Het probleem blijft maar voortbestaan. Ook toen studenten uit de U-Raadfractie vorige maand in de UB aan studenten vroegen wat hen bezighoudt, werd het tekort aan studieplekken vaak genoemd. Dat kwam deels ook door de timing. Het was namelijk tentamenperiode en dan is het probleem groter dan in de rest van het jaar.
De negatieve beoordeling in de NSE was aanleiding voor het starten van opnieuw een projectgroep Studieplekken in 2014. In het eindrapport uit 2015 constateert de projectgroep dat het probleem van de studiewerkplekken relatief is. Zo zijn er 40 weken per jaar geen klachten over de werkplekken van de UB. Maar in de tentamenperiode is dat anders. Van maandag tot en met donderdag is het tussen 10 en 17 uur dringen en bijna vechten om een plekje in de UB. Die beleving blijft bij de studenten hangen. Ook al zijn er in andere gebouwen bij de faculteiten vaak nog wel plekken beschikbaar.
Maar hoe los je dit probleem op?
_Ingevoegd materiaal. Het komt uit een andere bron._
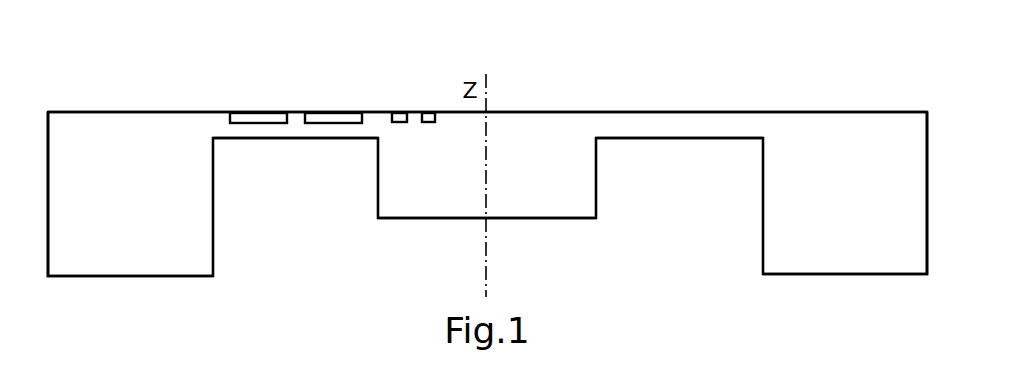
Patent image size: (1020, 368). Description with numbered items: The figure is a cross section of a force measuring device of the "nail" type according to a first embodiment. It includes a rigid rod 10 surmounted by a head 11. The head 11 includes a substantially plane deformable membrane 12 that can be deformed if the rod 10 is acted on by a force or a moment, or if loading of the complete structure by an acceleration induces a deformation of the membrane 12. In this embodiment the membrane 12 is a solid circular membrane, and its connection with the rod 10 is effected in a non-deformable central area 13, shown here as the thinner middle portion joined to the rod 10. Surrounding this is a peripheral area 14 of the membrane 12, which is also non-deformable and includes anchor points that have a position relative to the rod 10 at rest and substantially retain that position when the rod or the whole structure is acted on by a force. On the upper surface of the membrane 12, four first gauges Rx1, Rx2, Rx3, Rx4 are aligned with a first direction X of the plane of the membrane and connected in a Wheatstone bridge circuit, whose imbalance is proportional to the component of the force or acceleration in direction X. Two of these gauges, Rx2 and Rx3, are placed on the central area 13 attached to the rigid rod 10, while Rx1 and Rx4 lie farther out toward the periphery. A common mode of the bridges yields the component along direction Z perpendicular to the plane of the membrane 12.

The rigid rod 10 is at (422, 200).
The head 11 is at (512, 91).
The deformable membrane 12 is at (293, 132).
The central area 13 is at (546, 140).
The peripheral area 14 is at (88, 130).
The first gauge Rx1 is at (258, 118).
The first gauge Rx2 is at (428, 112).
The first gauge Rx3 is at (400, 112).
The first gauge Rx4 is at (328, 118).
Je kunt moeilijk het aantal studieplekken laten bepalen door de piekbehoefte van twaalf weken per jaar. Het eindrapport Studieplekken zet in op communicatie. Je moet studenten laten weten waar ze wel terechtkunnen als de UB vol zit. De app Studyspot is hierop gericht.
Een andere mogelijke oplossing is om meer werkgroepruimtes in de drukke periode in te zetten als studieplekken. Op dat moment zijn er nauwelijks colleges, dus kunnen deze ruimtes tijdelijk bestemd worden als studieplekken.
Dan moet er overigens wel duidelijk zijn wat onder een studiewerkplek verstaan wordt. In een definitie uit 2011 formuleert het College van Bestuur een werkplek als tafel met een stoel. Maar die zijn er veel meer dan de 6500 studiewerkplekken die als zodanig geregistreerd zijn. Veel studenten werken in de kantine van het Educatorium, maar dat zijn geen officiële studiewerkplekken.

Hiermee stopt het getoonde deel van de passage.